Like something out of Shakespeare, Flavio Godoy injected his common-law wife, Erlendy Flores, with cyanide in their Kingsbridge apartment, and afterwards drank a poison himself. He died right away; she lingered for some-more than a day in a coma before succumbing.

Tina Adovasio of Throgs Neck is missing. Her husband, Edward Coello, was forced to quit a NYPD since of reports of domestic abuse opposite his initial wife, and Adovasio’s family fears that she might have been killed by him, after years of violence.

These dual cases unfolded final weekend in a Bronx, as courtesy was riveted to a Brooklyn patrolman who was pushed to his genocide while handcuffing a domestic abuse suspect. Police Officer Alain Schaberger’s genocide illustrated a sensitivity of these cases for cops who respond.

The dual Bronx cases uncover how bomb a conditions can unexpected spin for a victims.

Both women had taken movement to finish a relationship, that is mostly a flashpoint for a batterer.

Flores was make-up her garments to leave Godoy; Adovasio filed for divorce final month.

“If there is a history, and it culminates in murder, it’s customarily when a victim/survivor is perplexing to leave,” pronounced Lisa Haileselassie, domestic assault coordinator during a Crime Victims Treatment Center during St. Luke’s-Roosevelt Hospital.

“Domestic assault is about energy and control, and if a survivor takes stairs to leave, or even if she is meditative about it, a batterer picks adult on that.”

A neighbor pronounced he mostly listened screaming and sounds of assault entrance from 4C, Flores’ and Godoy’s fourth-floor apartment. But military have never been to a home for a domestic incident, nor did Flores have an sequence of protection.

Adovasio and Coello had been in military reports during slightest 3 times.
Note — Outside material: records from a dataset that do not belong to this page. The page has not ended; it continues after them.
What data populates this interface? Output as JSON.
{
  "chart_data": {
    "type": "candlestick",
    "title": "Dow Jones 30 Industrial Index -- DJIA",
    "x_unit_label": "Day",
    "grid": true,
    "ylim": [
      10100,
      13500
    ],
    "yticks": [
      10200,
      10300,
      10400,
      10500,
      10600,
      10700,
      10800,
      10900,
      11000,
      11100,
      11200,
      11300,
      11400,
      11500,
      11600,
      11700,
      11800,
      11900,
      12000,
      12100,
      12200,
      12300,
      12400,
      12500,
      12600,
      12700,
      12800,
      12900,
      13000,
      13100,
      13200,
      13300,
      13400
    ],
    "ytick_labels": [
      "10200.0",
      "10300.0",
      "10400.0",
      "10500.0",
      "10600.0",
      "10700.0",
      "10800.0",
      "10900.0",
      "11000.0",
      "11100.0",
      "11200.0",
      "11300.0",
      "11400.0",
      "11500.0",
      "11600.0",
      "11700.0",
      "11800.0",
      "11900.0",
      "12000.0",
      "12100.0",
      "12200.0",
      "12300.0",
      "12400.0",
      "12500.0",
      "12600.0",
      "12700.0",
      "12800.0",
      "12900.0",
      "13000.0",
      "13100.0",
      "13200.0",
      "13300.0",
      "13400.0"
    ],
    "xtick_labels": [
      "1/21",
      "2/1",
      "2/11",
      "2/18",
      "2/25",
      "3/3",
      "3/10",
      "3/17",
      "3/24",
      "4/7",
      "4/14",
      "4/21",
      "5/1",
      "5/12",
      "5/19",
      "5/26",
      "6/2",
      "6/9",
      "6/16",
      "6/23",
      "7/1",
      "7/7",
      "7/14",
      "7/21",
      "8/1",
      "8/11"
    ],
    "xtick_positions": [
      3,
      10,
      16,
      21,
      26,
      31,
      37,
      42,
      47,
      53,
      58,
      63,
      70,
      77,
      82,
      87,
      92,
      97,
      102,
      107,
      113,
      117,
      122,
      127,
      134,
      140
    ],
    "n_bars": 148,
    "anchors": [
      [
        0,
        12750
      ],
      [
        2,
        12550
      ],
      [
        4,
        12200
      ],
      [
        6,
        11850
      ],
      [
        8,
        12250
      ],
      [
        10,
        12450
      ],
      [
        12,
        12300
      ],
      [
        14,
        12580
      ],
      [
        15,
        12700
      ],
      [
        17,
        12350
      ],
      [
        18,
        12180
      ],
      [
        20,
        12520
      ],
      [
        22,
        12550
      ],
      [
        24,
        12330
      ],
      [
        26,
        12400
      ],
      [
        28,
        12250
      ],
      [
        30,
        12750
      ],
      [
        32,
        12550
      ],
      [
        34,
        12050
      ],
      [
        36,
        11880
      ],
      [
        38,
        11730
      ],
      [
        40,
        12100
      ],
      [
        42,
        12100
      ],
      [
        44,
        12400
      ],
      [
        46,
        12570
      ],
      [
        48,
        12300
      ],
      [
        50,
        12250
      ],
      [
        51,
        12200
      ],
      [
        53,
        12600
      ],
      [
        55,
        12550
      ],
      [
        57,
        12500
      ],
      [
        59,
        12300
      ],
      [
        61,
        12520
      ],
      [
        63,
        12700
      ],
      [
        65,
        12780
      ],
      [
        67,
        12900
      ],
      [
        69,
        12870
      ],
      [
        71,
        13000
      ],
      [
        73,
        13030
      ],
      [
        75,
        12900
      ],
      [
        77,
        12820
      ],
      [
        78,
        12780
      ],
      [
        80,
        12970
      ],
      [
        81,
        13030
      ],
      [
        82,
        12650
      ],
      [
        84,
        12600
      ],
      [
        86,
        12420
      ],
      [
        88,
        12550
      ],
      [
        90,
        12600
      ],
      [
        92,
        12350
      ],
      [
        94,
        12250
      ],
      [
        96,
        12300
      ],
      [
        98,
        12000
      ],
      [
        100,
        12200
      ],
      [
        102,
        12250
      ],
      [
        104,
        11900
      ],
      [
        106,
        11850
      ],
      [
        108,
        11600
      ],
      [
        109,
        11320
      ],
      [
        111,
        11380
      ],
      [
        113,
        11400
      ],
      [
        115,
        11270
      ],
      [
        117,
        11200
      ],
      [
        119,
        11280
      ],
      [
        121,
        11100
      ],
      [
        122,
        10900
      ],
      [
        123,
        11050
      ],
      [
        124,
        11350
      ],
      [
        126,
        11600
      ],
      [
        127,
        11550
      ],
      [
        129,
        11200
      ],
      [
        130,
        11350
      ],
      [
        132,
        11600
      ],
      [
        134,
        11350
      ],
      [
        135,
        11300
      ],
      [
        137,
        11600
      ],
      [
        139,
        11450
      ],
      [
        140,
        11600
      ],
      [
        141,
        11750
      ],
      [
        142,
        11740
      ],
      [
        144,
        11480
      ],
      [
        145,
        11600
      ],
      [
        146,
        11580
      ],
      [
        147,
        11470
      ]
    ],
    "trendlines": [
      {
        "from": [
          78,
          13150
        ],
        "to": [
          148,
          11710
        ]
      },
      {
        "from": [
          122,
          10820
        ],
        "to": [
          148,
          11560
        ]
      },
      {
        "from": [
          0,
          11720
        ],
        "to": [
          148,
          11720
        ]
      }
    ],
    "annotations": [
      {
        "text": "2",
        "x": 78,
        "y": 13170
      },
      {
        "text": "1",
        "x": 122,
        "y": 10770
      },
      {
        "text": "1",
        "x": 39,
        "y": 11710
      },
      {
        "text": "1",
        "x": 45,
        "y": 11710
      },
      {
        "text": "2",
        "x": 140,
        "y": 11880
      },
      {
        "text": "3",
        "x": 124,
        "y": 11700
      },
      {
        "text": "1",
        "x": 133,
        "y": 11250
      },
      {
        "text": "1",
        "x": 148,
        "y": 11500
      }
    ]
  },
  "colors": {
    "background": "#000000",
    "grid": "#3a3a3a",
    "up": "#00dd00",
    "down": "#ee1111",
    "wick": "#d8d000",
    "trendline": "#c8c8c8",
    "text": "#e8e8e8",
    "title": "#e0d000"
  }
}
Adovasio’s mom pronounced Coello had blackened her daughter’s eyes and gave her injuries requiring stitches.

Last Saturday night, Flores and Godoy argued, and Flores fled to her sister’s unit one building down in a building during 130 W. 195th St.

Godoy’s 20-year-old daughter left with her, and called 911 to news arguing in 4C, identifying herself as a neighbor. Flores took a cab to her brother’s home for a night.

When 50th Precinct unit officers arrived they found customarily Godoy, and he told them zero had happened. The cops questioned a building super and his wife, who pronounced they knew of no problems in 4C. They searched a unit and left, after filing a news of a domestic incident.

Flores and her brother, Dixon, returned to her unit on Sunday evening. The hermit waited outward in a automobile while Flores retrieved her belongings.

Godoy stranded a syringe into Flores’ buttock, afterwards drank a crater of potion and forsaken to a floor.

She called 911, and yelled out a window to her brother, “He stabbed me!”

When Dixon Flores got upstairs, Flores was semiconscious, though she over into a coma and died Monday during New York-Presbyterian Hospital, where Godoy was passed on arrival.

“This form of carnage is not common,” pronounced Haileselassie. “It’s customarily earthy attack, strangulation, stabbing.”

Cyanide poisoning is only not something we design to hear about. Neither is failing from a 9-foot fall, that killed Officer Schaberger since he fell right on his head.

His genocide brought to mind a initial time a city patrolman died while responding to domestic violence.

It was in 1996 in a 50th Precinct, not distant from Flores’ apartment, and happened when cops attempted to fetter a suspect. The male resisted, and in a onslaught Police Officer Vincent Guidice fell on a cracked mirror, and a shard of potion cut his femoral artery. The large detriment of blood led to his heart giving out.

At his funeral, then-Mayor Giuliani said, “We have to find a improved approach to report domestic violence. It sounds somehow benign, and it isn’t.”